Financial services security changes with the times

Banks are targetted by cybercriminals because the potential value of their assets makes it worth the time, money and risk of trying to overcome their defences
Banks are targetted by cybercriminals because the potential value of their assets makes it worth the time, money and risk of trying to overcome their defences
Amichai Shulman, Imperva
Amichai Shulman, Imperva
Adam Bosnian, Cyber-Ark
Adam Bosnian, Cyber-Ark
Mickey Boodaei, Trusteer
Mickey Boodaei, Trusteer

No matter how strong the vault, there will always be someone willing to try their luck, and force their way in.

It’s not only in the movies where high-value locations, such as casinos, jewellers, art galleries and banks are the targets of thieves. These places have strong security because they are so attractive to criminals. The prize makes it worth the risk.

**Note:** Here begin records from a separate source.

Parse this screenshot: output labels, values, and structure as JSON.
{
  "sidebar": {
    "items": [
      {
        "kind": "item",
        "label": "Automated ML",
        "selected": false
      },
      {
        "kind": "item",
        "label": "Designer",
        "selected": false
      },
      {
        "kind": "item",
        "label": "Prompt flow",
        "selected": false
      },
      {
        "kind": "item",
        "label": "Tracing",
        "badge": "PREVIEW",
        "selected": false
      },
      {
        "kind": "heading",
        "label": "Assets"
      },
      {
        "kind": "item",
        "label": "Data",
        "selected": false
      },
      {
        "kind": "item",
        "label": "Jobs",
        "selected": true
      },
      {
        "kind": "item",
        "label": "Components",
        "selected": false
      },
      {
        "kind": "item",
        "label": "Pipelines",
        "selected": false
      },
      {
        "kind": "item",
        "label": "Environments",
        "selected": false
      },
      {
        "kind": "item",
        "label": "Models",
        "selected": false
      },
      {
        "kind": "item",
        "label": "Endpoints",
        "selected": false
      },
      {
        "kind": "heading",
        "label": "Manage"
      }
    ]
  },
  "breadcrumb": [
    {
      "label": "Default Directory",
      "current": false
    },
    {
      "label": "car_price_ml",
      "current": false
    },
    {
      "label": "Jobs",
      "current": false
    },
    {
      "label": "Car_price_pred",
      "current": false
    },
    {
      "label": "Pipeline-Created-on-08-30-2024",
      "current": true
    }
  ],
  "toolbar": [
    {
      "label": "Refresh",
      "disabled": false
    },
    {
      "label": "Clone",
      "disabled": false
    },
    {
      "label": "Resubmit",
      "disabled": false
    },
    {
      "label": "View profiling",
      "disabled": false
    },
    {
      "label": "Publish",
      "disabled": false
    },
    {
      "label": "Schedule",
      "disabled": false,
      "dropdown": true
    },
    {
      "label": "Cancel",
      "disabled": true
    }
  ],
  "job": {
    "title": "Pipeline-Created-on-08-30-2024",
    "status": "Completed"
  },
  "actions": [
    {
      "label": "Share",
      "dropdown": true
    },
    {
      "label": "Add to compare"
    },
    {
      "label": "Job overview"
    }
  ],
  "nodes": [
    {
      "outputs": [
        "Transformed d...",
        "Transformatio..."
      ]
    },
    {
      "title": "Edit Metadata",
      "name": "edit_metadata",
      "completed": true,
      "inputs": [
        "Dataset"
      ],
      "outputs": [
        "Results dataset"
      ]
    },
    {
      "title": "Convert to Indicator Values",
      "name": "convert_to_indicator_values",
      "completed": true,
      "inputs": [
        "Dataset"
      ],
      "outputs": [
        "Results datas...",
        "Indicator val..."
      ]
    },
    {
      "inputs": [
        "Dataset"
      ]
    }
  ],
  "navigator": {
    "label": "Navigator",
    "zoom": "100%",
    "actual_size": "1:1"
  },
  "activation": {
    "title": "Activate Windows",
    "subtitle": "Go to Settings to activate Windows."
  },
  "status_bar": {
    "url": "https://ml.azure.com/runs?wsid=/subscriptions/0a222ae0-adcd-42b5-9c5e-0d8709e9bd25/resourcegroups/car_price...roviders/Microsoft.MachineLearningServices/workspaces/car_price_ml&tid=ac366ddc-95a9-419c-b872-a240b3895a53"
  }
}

So it is with information security

Banks are targetted by cybercrime gangs because the potential value of their assets makes it worth the time, money and, indeed, risk of trying to overcome their defences. As one security expert puts it, “it is a constant game of cat and mouse”. As the banks improve their defences, so the criminals find new, and often ingenious, ways to bypass them.

"It is about stealing information to make money, and financial information is one of the easiest ways to [do this]"
Greg Day, McAfee

Banks in the Western economies are very well defended. In many ways, our money is safer from theft than it ever has been, as we no longer need to carry, transact with, or deposit cash. But the banks’ largely successful attempts to protect electronic money flows – and the core IT systems that deliver them – has diverted the criminals’ attention to softer targets.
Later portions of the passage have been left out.